In the second quarter of 2013, we are targeting EBITDA to be in the range of US$30 million to US$40 million. Seasonally stronger volumes, compared to the first quarter, in the Industrial Materials segment and improved profitability of the Engineered Solutions segment are anticipated to be offset by the full flow-through of lower 2013 pricing of graphite electrodes. In the second half of 2013, we expect improved profitability due to increased revenue in both business segments and lower costs in the Industrial Materials segment as the carryover of higher cost needle coke inventory is depleted and graphite electrode operating rates increase.
Mr.
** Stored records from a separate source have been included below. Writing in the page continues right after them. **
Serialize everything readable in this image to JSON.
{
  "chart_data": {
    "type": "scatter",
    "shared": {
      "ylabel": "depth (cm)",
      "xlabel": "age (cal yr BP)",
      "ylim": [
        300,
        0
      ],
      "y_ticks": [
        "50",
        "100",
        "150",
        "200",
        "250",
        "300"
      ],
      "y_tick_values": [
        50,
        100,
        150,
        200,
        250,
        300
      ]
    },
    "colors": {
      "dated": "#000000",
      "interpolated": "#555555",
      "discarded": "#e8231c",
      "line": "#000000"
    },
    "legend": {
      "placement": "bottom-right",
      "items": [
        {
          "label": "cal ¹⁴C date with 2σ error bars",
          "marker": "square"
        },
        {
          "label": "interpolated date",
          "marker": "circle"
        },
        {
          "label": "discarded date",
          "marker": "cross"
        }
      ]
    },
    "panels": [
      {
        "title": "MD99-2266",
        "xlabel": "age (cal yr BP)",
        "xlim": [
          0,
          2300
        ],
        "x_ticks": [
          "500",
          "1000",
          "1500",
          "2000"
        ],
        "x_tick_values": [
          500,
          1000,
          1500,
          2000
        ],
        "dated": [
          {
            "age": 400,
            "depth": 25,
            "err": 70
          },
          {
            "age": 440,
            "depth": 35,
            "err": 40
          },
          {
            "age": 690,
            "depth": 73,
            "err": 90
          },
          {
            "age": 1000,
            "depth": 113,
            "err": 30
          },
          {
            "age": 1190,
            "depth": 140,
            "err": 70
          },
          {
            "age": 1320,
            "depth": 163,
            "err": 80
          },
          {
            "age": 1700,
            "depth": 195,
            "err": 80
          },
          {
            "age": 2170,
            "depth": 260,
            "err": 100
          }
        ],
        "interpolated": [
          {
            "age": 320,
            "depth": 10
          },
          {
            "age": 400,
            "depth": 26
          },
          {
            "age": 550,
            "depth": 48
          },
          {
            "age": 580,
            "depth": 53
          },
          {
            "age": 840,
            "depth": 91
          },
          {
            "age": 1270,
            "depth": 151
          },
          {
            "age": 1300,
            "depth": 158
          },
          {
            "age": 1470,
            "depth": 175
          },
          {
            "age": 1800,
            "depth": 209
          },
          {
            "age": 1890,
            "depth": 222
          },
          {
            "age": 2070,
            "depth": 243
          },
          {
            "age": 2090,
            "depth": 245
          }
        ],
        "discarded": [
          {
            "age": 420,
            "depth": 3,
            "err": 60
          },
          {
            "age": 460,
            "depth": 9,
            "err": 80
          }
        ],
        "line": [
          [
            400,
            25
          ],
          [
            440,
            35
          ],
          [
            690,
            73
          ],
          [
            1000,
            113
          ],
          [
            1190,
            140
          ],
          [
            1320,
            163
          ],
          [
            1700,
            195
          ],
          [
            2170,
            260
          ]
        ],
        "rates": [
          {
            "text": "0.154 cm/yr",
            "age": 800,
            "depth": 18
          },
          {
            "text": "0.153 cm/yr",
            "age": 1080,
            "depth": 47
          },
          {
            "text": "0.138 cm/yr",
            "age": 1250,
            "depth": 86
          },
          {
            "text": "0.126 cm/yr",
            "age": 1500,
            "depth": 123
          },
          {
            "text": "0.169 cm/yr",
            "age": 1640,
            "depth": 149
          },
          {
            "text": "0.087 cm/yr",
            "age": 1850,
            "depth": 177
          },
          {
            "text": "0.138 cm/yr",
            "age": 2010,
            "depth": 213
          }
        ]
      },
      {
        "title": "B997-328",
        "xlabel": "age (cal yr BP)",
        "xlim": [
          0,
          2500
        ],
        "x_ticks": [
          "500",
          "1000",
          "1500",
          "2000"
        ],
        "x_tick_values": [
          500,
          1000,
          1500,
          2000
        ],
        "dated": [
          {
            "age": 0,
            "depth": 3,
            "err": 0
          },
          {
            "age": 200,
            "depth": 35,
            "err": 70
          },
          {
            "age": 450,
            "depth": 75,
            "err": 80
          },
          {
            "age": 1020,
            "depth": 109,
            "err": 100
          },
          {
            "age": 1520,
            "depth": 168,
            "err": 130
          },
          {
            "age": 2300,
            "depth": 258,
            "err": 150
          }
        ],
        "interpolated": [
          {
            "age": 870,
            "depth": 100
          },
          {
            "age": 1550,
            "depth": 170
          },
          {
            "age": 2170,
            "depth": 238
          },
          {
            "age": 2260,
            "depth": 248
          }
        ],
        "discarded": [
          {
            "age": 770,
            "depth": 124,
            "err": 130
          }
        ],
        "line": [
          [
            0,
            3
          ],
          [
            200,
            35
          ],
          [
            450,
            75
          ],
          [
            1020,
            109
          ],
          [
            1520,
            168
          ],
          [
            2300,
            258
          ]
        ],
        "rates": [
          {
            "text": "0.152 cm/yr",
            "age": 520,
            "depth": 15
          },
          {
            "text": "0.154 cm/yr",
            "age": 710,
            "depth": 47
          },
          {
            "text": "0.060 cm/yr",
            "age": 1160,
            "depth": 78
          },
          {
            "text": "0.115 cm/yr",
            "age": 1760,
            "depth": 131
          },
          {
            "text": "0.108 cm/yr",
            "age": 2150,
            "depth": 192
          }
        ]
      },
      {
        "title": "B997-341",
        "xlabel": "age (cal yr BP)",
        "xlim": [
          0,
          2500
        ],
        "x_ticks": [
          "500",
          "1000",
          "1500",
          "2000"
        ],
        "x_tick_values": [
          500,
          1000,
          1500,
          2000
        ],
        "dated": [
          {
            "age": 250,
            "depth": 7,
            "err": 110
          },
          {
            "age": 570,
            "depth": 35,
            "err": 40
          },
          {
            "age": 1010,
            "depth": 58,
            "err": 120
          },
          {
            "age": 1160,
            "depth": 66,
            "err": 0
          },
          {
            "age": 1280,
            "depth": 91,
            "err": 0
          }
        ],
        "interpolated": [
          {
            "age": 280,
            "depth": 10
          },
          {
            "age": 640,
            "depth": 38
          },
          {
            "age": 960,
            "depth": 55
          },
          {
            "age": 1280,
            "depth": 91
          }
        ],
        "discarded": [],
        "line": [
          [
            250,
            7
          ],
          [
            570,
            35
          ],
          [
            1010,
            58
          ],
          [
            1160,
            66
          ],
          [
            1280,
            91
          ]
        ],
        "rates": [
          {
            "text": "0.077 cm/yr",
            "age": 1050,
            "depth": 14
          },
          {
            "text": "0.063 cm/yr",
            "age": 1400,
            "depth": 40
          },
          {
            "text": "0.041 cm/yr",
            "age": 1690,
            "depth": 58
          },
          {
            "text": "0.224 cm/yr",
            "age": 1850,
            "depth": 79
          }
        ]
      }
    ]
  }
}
Shular concluded, "The structural improvements made to strengthen our business model and the strategic initiatives to grow and diversify our company will enable GrafTech to emerge from this cycle stronger and positioned to exceed our prior peak performance as the industry recovers."
In summary, the company’s expectations for 2013 are as follows:
  • EBITDA targeted in the range of US$165 million to US$195 million (previous guidance was US$175 million to US$205 million);
  • Overhead expense (selling and administrative, and research and development expenses) of approximately US$140 million;
  • Interest expense in the range of US$35 million to US$40 million;
  • Capital expenditures in the range of US$90 million to US$110 million (previous guidance was US$90 million to US$120 million);
  • Depreciation expense in the range of US$90 million to US$95 million;
  • An effective tax rate in the range of 33% to 36%; and
  • Cash flow from operations in the range of US$150 million to US$180 million.